Salim Miguel esperou vinte e oito anos para retomar as anotações do diário que escreveu durante os 48 dias em que ficou preso. A partir delas, ficcionalizou sua experiência em um belo e premiado romance, Primeiro de Abril, Narrativas da Cadeia, cujos capítulos, que podem ser lidos independentemente, diferem bastante. Os que descrevem os interrogatórios ou a tortura psicológica recriam a tensão e a angústia dessas situações, enquanto que outros capítulos são escritos com humor e ironia.
Publicado em 1994, trinta anos após os eventos que conta, o livro não privilegia apenas as alusões a fatos históricos _ ao contrário de tantos outros textos relativos à ditadura militar no Brasil. O mais marcante é o esforço da memória para reconstituir a atmosfera daqueles dias difíceis. As anotações no diário são um modo de lutar contra a coisificação dos indivíduos, na medida em que essas referem-se em sua maioria às pessoas que ali estão.

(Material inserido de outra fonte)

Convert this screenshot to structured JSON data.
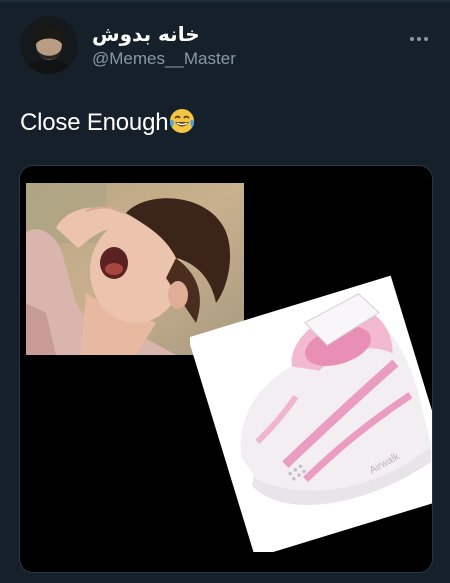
{
  "tweet": {
    "display_name": "خانه بدوش",
    "handle": "@Memes__Master",
    "text": "Close Enough",
    "emoji": "face-with-tears-of-joy-icon",
    "more_icon": "more-dots-icon"
  },
  "media": {
    "images": [
      {
        "name": "boy-yawning-photo"
      },
      {
        "name": "pink-sneaker-photo",
        "visible_text": "Airwalk"
      }
    ]
  },
  "colors": {
    "background": "#15202b",
    "text": "#ffffff",
    "secondary": "#8899a6",
    "media_background": "#000000"
  }
}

Salim Miguel nomeia os prisioneiros, os faz existir, lhes dá a palavra. Essas vozes, até então silenciosas, são ouvidas e dão suas versões dos fatos. Assim, esse texto constitui uma versão complementar, uma alternativa à versão veiculada pelos textos oficiais. Versão que também é alternativa por estar à margem das metrópoles e dos centros de poder do Brasil.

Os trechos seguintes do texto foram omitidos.